HS applications have first been developed as proprietary shareware, denying them a developer community legacy. This in turn influenced their development, which made me end up, as I open sourced them, with a development environment that wasn't very friendly to new developers.

This is a situation that, since the beginning of 2014, I am determined to correct, notably by putting a lot of effort in the documentation. I've been enhancing the developer documentation (which is now directly included in the user documentation) for dupeGuru and moneyGuru a lot lately and, even if there's still a lot of work to do, it's beginning to look good.

I've also written a new contributor guide for dupeGuru and moneyGuru which should help anyone wanting to contribute started.

The very important thing to remember is that if the documentation is not adequate and that it's blocking you from contributing or figure out if you'd like to contribute, please, contact me. I am more than willing to put the effort into fixing such problems.

About money contributions. I don't accept them anymore. I really, really hate doing the extra paperwork when it's tax time. Besides, I don't even like money.

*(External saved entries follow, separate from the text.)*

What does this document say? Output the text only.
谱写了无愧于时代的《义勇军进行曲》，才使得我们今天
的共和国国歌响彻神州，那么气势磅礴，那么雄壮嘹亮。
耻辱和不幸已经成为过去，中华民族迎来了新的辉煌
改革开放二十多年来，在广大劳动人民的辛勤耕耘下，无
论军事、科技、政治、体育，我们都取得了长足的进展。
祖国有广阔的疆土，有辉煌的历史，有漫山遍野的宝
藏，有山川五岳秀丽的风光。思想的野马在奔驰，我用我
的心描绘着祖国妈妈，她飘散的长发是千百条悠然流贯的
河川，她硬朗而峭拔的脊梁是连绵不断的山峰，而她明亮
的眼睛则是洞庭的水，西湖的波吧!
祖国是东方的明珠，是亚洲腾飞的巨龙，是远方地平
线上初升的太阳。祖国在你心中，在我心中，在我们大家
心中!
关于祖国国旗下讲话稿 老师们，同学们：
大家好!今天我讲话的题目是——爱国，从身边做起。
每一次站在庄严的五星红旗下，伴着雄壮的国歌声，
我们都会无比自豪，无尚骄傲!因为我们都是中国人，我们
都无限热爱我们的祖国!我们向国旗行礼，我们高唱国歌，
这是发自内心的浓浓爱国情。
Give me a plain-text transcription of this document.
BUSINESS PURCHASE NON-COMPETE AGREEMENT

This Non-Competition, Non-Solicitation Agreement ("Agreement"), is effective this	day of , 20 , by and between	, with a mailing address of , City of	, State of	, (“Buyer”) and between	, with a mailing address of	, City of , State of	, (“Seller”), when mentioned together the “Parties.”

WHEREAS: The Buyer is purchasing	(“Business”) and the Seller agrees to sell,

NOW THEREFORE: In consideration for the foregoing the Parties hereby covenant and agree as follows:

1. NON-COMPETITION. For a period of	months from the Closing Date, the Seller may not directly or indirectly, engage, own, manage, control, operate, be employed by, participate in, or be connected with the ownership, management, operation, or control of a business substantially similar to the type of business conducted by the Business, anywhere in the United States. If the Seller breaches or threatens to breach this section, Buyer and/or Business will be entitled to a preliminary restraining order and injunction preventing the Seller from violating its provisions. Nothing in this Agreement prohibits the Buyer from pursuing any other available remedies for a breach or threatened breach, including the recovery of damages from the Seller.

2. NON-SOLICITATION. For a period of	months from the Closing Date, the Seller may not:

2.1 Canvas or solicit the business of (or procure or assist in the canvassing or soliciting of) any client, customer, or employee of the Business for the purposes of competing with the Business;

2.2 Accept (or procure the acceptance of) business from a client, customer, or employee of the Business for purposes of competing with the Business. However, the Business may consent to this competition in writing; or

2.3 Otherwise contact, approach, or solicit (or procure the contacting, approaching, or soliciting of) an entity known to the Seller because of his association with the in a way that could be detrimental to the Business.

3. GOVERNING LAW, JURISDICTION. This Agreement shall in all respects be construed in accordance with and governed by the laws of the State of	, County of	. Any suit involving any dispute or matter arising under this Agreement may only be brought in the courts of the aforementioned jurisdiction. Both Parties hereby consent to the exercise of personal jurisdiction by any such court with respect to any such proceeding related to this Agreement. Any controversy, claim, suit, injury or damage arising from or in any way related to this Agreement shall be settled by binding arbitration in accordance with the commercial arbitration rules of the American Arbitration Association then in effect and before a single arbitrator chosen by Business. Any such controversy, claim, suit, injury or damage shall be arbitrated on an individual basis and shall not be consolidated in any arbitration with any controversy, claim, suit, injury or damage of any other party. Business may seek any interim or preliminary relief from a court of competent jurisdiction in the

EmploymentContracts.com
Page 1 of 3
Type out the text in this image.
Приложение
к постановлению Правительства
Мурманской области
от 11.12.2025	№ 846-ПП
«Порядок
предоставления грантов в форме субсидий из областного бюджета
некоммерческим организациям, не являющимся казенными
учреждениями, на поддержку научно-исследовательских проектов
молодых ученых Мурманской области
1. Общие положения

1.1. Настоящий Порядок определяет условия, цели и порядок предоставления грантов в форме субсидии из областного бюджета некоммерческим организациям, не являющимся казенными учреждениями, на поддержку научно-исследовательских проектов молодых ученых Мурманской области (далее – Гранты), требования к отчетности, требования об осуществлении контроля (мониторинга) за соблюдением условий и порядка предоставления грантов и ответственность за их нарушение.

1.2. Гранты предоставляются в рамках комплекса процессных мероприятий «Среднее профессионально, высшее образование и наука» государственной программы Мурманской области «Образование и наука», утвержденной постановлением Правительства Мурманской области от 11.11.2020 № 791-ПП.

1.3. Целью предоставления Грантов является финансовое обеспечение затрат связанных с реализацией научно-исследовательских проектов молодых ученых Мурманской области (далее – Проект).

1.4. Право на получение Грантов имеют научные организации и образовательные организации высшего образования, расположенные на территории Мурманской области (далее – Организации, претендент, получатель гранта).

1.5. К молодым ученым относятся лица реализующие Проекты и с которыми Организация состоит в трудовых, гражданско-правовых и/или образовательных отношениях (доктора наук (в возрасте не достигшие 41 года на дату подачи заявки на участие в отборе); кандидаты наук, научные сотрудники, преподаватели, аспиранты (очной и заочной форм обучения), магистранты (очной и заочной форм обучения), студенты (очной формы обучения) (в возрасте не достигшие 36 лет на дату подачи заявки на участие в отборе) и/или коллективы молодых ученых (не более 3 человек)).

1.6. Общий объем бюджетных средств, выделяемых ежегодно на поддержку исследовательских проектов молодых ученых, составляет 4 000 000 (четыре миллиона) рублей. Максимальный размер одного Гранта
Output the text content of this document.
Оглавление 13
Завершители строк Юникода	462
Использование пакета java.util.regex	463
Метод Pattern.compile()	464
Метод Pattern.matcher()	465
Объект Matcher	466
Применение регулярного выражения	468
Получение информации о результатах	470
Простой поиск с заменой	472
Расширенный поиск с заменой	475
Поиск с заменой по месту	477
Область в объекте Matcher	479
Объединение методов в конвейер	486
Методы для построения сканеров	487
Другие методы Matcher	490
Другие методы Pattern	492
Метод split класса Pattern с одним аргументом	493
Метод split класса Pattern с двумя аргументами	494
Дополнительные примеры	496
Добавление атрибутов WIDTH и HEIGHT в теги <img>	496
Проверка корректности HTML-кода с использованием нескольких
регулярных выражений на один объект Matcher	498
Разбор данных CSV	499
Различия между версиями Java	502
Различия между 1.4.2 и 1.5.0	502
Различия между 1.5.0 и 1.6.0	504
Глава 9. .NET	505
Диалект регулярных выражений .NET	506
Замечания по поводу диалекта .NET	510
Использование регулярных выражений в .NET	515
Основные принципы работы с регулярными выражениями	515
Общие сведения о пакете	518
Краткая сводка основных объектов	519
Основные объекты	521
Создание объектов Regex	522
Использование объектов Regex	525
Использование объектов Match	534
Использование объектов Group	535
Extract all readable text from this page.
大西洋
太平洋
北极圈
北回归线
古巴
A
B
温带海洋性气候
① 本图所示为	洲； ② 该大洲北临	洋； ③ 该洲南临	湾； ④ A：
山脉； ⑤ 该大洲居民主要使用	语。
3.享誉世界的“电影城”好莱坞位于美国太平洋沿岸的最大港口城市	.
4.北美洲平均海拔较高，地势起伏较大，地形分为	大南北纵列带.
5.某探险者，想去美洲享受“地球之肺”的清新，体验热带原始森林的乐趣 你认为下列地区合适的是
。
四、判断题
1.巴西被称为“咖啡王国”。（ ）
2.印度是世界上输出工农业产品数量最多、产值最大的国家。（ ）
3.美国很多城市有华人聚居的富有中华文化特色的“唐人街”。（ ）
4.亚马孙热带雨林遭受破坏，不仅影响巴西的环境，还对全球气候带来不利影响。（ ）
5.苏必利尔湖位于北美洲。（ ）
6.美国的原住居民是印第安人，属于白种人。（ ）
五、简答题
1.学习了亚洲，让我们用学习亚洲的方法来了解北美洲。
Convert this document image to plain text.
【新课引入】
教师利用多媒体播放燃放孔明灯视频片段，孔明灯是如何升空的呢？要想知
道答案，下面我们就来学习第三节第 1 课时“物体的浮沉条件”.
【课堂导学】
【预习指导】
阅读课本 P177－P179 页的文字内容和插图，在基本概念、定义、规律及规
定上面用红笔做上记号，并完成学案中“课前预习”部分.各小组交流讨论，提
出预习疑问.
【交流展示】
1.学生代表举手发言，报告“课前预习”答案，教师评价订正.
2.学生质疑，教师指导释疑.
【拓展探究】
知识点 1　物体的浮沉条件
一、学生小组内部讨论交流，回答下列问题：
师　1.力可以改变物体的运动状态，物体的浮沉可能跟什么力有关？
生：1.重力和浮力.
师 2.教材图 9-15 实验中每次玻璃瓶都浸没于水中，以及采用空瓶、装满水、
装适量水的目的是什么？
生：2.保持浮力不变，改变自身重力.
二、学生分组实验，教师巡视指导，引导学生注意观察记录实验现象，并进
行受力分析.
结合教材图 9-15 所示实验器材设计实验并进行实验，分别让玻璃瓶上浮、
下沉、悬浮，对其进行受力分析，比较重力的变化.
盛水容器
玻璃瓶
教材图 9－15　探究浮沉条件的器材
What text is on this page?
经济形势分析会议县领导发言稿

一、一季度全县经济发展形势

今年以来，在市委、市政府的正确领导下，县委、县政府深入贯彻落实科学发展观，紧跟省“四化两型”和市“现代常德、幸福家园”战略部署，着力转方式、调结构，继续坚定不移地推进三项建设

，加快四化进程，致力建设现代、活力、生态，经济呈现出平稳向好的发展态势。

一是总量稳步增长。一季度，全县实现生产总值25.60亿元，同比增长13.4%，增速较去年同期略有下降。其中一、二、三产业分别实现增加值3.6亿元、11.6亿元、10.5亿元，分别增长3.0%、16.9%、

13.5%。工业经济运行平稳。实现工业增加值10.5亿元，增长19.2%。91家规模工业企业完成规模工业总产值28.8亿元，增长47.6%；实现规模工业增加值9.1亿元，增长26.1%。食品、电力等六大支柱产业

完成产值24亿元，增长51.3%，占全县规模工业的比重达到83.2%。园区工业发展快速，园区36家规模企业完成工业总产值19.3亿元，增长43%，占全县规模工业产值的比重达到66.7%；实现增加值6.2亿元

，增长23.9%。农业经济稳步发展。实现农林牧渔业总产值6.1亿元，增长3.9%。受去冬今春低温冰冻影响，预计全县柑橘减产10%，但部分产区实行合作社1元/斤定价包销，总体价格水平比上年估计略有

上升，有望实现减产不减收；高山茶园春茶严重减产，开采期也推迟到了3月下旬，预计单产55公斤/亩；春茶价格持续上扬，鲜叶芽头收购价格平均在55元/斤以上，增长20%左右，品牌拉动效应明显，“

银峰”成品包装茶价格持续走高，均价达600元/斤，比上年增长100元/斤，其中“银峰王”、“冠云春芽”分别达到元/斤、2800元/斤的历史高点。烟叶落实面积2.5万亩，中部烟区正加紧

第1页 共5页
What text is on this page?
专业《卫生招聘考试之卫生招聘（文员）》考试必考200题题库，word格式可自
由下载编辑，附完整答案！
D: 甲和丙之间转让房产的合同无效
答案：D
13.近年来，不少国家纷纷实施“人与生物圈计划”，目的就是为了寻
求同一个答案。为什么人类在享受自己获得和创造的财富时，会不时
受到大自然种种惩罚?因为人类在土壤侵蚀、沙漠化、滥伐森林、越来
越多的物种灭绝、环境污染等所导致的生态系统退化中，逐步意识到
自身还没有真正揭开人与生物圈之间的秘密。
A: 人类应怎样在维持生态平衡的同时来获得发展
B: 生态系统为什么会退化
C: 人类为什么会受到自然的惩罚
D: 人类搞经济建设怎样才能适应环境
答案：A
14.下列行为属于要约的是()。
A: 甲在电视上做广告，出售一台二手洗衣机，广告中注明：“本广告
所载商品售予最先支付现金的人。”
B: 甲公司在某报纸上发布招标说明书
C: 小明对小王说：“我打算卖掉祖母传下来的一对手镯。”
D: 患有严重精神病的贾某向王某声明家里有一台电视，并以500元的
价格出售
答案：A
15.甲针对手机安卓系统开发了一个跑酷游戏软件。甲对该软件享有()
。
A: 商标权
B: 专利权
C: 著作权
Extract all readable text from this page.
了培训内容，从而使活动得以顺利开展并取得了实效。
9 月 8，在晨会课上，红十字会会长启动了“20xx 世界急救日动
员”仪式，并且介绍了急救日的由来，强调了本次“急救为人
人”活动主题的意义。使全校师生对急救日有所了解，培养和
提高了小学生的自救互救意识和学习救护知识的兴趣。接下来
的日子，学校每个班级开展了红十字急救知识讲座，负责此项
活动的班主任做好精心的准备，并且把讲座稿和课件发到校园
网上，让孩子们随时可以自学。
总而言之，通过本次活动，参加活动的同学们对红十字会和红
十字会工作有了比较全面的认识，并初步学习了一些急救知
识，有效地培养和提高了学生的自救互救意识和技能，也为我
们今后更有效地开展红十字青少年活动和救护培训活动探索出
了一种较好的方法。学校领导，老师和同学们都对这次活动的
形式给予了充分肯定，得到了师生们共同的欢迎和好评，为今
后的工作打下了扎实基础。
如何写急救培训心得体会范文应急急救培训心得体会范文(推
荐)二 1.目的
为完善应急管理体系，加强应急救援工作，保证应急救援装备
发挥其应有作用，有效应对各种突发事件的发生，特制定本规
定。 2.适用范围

If you have the time and the motivation, you could go read the various articles I wrote about how HS apps came to being free-of-charge open source apps, but it's a rather long read. The important thing to know here is this: All the time I've spent developing HS applications has been paid for, so you don't need to feel sorry for me or anything.

If you're feeling like contributing money for this software nonetheless, I encourage you to contribute 20$ to a non-profit organization of your choice. If you're not sure which, I would strongly recommend the Electronic Frontier Foundation which is pretty good at defending our digitals rights and fighting the bad guys.